Volunteer Drug Counsel Group Puts Kinfolk At Center Stage

Note: Growing Together was founded by former Straight training director, Dr. George Ross

Sun-Sentinel, December 28, 1995
By Dorey Scott

During a recent Crime Watch Community Night at Lake Worth High School, a middle-aged man from Delray Beach boldly told strangers about his family's darkest days.

His daughter tried to commit suicide even before he knew she had a drug problem, he said.

"We knew there was a problem," said the father, whose name is being withheld to protect his daughter's identity. "But we didn't know it was drugs until there was a crisis."

A nonprofit, therapeutic drug rehabilitation program that runs a counseling center in Lake Worth helped his family get through that crisis.

Today, his daughter is off drugs, he said, and his family is "growing together" - the name of the program.

To help the program that helped them, the man, his wife and daughter recently agreed to become a host family.

His family will get a stipend from Growing Together to pay for food and other expenses it incurs while helping care for a child in crisis. But since the stipend is only $5 a day, his family essentially will be volunteering their efforts.

Growing Together runs mostly on volunteerism - people offering time, money, or both.

A group of local parents and professionals founded Growing Together in 1987. Today, the program runs a counseling center in Lake Worth, where children spend their days; and a network of host families, who take the children in at night.

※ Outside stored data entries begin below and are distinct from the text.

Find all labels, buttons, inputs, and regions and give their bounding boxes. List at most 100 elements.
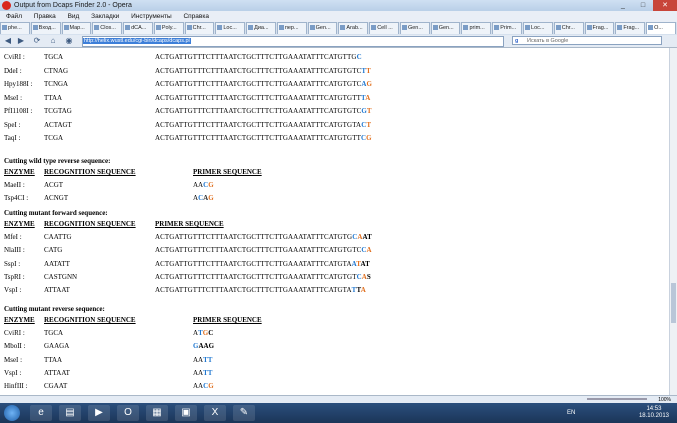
browser-tab[interactable]: dCA... — [123, 22, 153, 34]
minimize-button[interactable]: _ — [613, 0, 633, 11]
enzyme-name: MseI : — [4, 355, 23, 364]
browser-tab[interactable]: Loc... — [523, 22, 553, 34]
taskbar: e ▤ ▶ O ▦ ▣ X ✎ EN 14:53 18.10.2013 — [0, 403, 677, 423]
browser-tab[interactable]: Gen... — [430, 22, 461, 34]
browser-tab[interactable]: Arab... — [338, 22, 369, 34]
column-header-enzyme: ENZYME — [4, 220, 35, 228]
zoom-slider[interactable] — [587, 398, 647, 400]
primer-highlight: AT — [362, 233, 372, 241]
tab-label: phe... — [8, 25, 22, 31]
browser-tab[interactable]: Prim... — [492, 22, 523, 34]
browser-tab[interactable]: Poly... — [153, 22, 184, 34]
taskbar-media-icon[interactable]: ▶ — [88, 405, 110, 421]
enzyme-name: CviRI : — [4, 329, 25, 337]
primer-plain: AA — [193, 181, 204, 189]
primer-plain: ACTGATTGTTTCTTTAATCTGCTTTCTTGAAATATTTCAT… — [155, 107, 362, 115]
primer-plain: ACTGATTGTTTCTTTAATCTGCTTTCTTGAAATATTTCAT… — [155, 120, 362, 129]
close-button[interactable]: ✕ — [653, 0, 677, 11]
reload-button[interactable]: ⟳ — [32, 36, 42, 46]
menu-bar: Файл Правка Вид Закладки Инструменты Спр… — [0, 11, 677, 22]
taskbar-app-blue-icon[interactable]: ▣ — [175, 405, 197, 421]
scrollbar-thumb[interactable] — [671, 283, 676, 323]
forward-button[interactable]: ▶ — [16, 36, 26, 46]
taskbar-excel-icon[interactable]: X — [204, 405, 226, 421]
menu-view[interactable]: Вид — [68, 13, 80, 20]
menu-help[interactable]: Справка — [183, 13, 209, 20]
primer-sequence: AATT — [193, 356, 212, 364]
browser-tab[interactable]: Gen... — [399, 22, 430, 34]
browser-tab[interactable]: Frag... — [584, 22, 615, 34]
column-header-primer: PRIMER SEQUENCE — [193, 316, 262, 324]
tab-label: Poly... — [161, 25, 177, 31]
tab-favicon-icon — [432, 25, 438, 31]
primer-sequence: ACTGATTGTTTCTTTAATCTGCTTTCTTGAAATATTTCAT… — [155, 80, 372, 88]
enzyme-name: Tsp4CI : — [4, 194, 29, 203]
browser-tab[interactable]: Cell ... — [369, 22, 399, 34]
browser-tab[interactable]: Clos... — [92, 22, 123, 34]
browser-tab[interactable]: Chr... — [184, 22, 215, 34]
taskbar-paint-icon[interactable]: ✎ — [233, 405, 255, 421]
browser-tab[interactable]: Gen... — [307, 22, 338, 34]
menu-bookmarks[interactable]: Закладки — [91, 13, 119, 20]
taskbar-opera-icon[interactable]: O — [117, 405, 139, 421]
primer-sequence: ACTGATTGTTTCTTTAATCTGCTTTCTTGAAATATTTCAT… — [155, 134, 372, 142]
enzyme-name: TaqI : — [4, 134, 21, 142]
maximize-button[interactable]: □ — [633, 0, 653, 11]
clock[interactable]: 14:53 18.10.2013 — [639, 406, 669, 420]
tab-label: Frag... — [592, 25, 609, 31]
browser-tab[interactable]: Диа... — [246, 22, 276, 34]
recognition-sequence: TCGA — [44, 134, 64, 142]
recognition-sequence: TCGTAG — [44, 107, 72, 115]
browser-tab[interactable]: prim... — [461, 22, 492, 34]
enzyme-name: SpeI : — [4, 120, 21, 129]
browser-tab[interactable]: пер... — [276, 22, 307, 34]
browser-tab[interactable]: Map... — [61, 22, 92, 34]
home-button[interactable]: ⌂ — [48, 36, 58, 46]
primer-highlight: AAG — [198, 342, 215, 351]
primer-highlight: G — [366, 134, 372, 142]
tab-favicon-icon — [32, 25, 38, 31]
enzyme-name: DdeI : — [4, 66, 22, 75]
address-field[interactable]: http://helix.wustl.edu/cgi-bin/dcaps/dca… — [82, 36, 504, 47]
recognition-sequence: CTNAG — [44, 66, 69, 75]
recognition-sequence: ATTAAT — [44, 368, 70, 377]
menu-file[interactable]: Файл — [6, 13, 22, 20]
tab-favicon-icon — [186, 25, 192, 31]
enzyme-name: PfI1108I : — [4, 107, 33, 115]
browser-tab[interactable]: phe... — [0, 22, 30, 34]
primer-highlight: G — [208, 194, 214, 203]
tab-label: Chr... — [561, 25, 575, 31]
browser-tab[interactable]: Frag... — [615, 22, 646, 34]
primer-plain: ACTGATTGTTTCTTTAATCTGCTTTCTTGAAATATTTCAT… — [155, 233, 353, 241]
search-field[interactable]: g Искать в Google — [512, 36, 662, 45]
back-button[interactable]: ◀ — [3, 36, 13, 46]
browser-tab[interactable]: Вход... — [30, 22, 61, 34]
menu-tools[interactable]: Инструменты — [131, 13, 172, 20]
tab-favicon-icon — [648, 25, 654, 31]
primer-sequence: ATGC — [193, 329, 213, 337]
primer-sequence: AACG — [193, 382, 214, 390]
tab-label: Prim... — [500, 25, 517, 31]
taskbar-ie-icon[interactable]: e — [30, 405, 52, 421]
column-header-primer: PRIMER SEQUENCE — [155, 220, 224, 228]
system-tray: EN 14:53 18.10.2013 — [567, 403, 677, 423]
menu-edit[interactable]: Правка — [34, 13, 56, 20]
tab-label: Cell ... — [377, 25, 393, 31]
primer-highlight: A — [366, 246, 372, 255]
language-indicator[interactable]: EN — [567, 410, 575, 416]
browser-tab[interactable]: O... — [646, 22, 676, 34]
primer-sequence: ACAG — [193, 194, 214, 202]
primer-plain: ACTGATTGTTTCTTTAATCTGCTTTCTTGAAATATTTCAT… — [155, 66, 362, 75]
primer-sequence: ACTGATTGTTTCTTTAATCTGCTTTCTTGAAATATTTCAT… — [155, 246, 372, 254]
taskbar-explorer-icon[interactable]: ▤ — [59, 405, 81, 421]
start-button[interactable] — [4, 405, 20, 421]
panel-button[interactable]: ◉ — [64, 36, 74, 46]
taskbar-app-red-icon[interactable]: ▦ — [146, 405, 168, 421]
enzyme-name: VspI : — [4, 368, 22, 377]
primer-plain: AA — [193, 355, 204, 364]
tab-label: Gen... — [438, 25, 454, 31]
section-title: Cutting mutant reverse sequence: — [4, 305, 105, 313]
vertical-scrollbar[interactable] — [669, 48, 677, 395]
browser-tab[interactable]: Loc... — [215, 22, 246, 34]
browser-tab[interactable]: Chr... — [553, 22, 584, 34]
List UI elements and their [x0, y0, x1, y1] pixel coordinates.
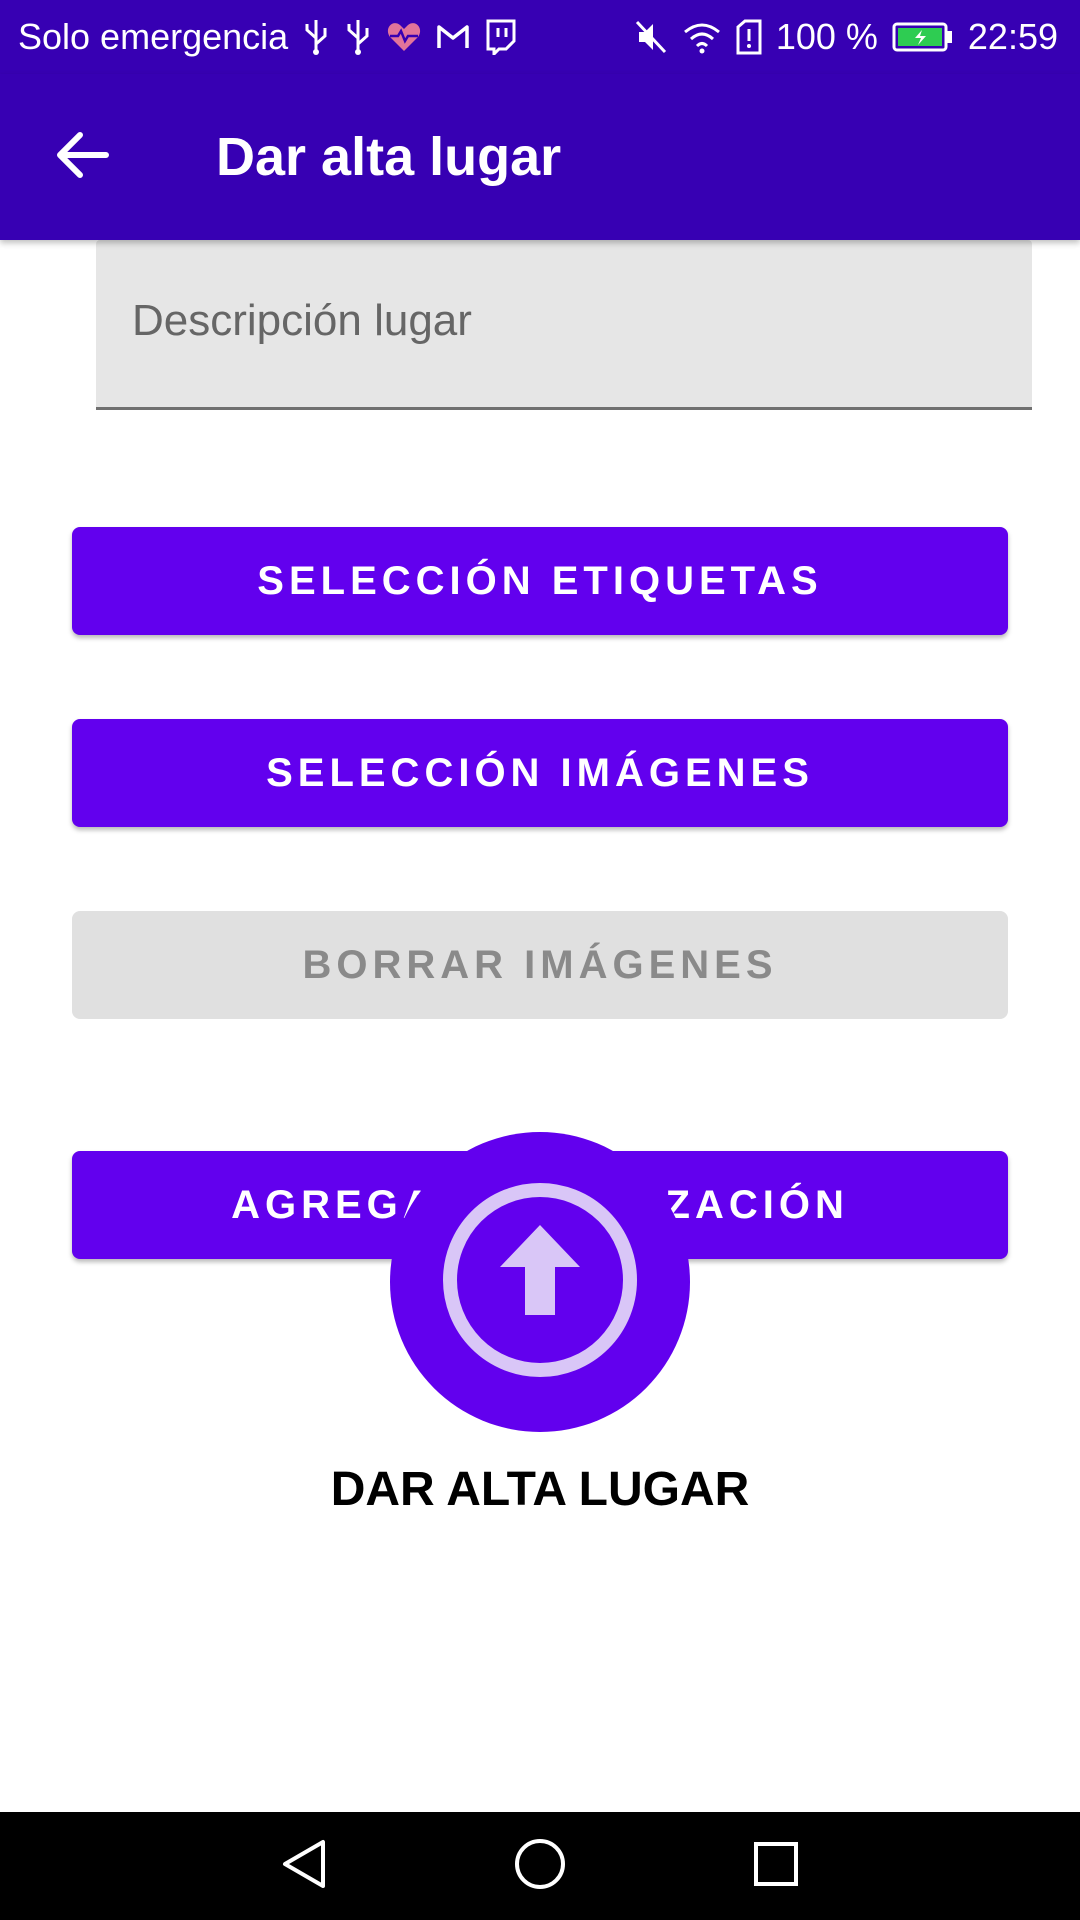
- nav-back-icon: [279, 1838, 329, 1895]
- page-title: Dar alta lugar: [216, 127, 562, 187]
- sim-alert-icon: [736, 19, 762, 55]
- delete-images-button: BORRAR IMÁGENES: [72, 911, 1008, 1019]
- form-content: Descripción lugar SELECCIÓN ETIQUETAS SE…: [0, 240, 1080, 1812]
- gmail-icon: [436, 23, 470, 51]
- battery-percent: 100 %: [775, 16, 878, 57]
- select-tags-button[interactable]: SELECCIÓN ETIQUETAS: [72, 527, 1008, 635]
- status-bar-left: Solo emergencia: [18, 16, 516, 58]
- clock: 22:59: [967, 16, 1058, 57]
- nav-home-icon: [513, 1837, 567, 1896]
- carrier-label: Solo emergencia: [18, 16, 289, 57]
- arrow-back-icon: [54, 131, 110, 184]
- app-bar: Dar alta lugar: [0, 74, 1080, 240]
- status-bar: Solo emergencia 100 % 22:59: [0, 0, 1080, 74]
- navigation-bar: [0, 1812, 1080, 1920]
- twitch-icon: [484, 19, 516, 55]
- battery-icon: [892, 22, 954, 52]
- upload-circle-icon: [435, 1175, 645, 1390]
- usb-icon: [302, 18, 330, 56]
- nav-back-button[interactable]: [234, 1812, 374, 1920]
- nav-recents-button[interactable]: [706, 1812, 846, 1920]
- status-bar-right: 100 % 22:59: [634, 16, 1058, 58]
- nav-home-button[interactable]: [470, 1812, 610, 1920]
- mute-icon: [634, 19, 668, 55]
- description-field[interactable]: Descripción lugar: [96, 240, 1032, 410]
- select-images-button[interactable]: SELECCIÓN IMÁGENES: [72, 719, 1008, 827]
- health-heart-icon: [386, 21, 422, 53]
- nav-recents-icon: [752, 1840, 800, 1893]
- wifi-icon: [682, 20, 722, 54]
- description-placeholder: Descripción lugar: [132, 296, 472, 345]
- usb-icon: [344, 18, 372, 56]
- back-button[interactable]: [26, 101, 138, 213]
- submit-place-label: DAR ALTA LUGAR: [330, 1463, 750, 1516]
- submit-place-button[interactable]: [390, 1132, 690, 1432]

During the Crime Watch Community Night, the middle-aged man sat at a table and answered questions about the program. He knew what most parents were thinking: "There's nothing wrong with our kids."

But there's a word for that kind of reaction. It's called "denial," he said - the refusal to admit there's a problem.

The first thing that Growing Together does is help a family in crisis recognize and deal with the specific problem it's facing, said Mickey Blanchard, program director.

During a crisis, children spend their days at the center, their nights with a host family. Their parents pay for the care.

"This is not a place where parents can leave their children to be fixed. We have to have 100 percent commitment from the parents [because) the whole family is involved on a daily basis," Blanchard said. "That's the critical difference" between Growing Together and other local therapeutic programs, she said. Another difference is the use of host families, Blanchard said. That keeps the cost of care down.

During the daytime, children talk regularly to peer-group counselors at rap sessions. They also meet and talk with their parents at least twice a week.

The meetings are always confidential and often emotional, Blanchard said.

"The anger comes out," she said. "That's part of recovery."

And that's why the center's rap room is equipped with heavy, wooden benches fashioned from church pews, Blanchard said. So a child who "acts out" can't lift and throw them.

Other rooms are similarly furnished and equipped with makeshift materials. But that soon may change.

Growing Together just received a $10,000 grant from the Barker Welfare Foundation, administrators said.

The center will use the money to buy medical equipment and create an in-house infirmary.

Meanwhile, the center still needs money to build an outdoor recreation and activity area.

"It'd be great to fence in the lot and have a basketball court," Blanchard said.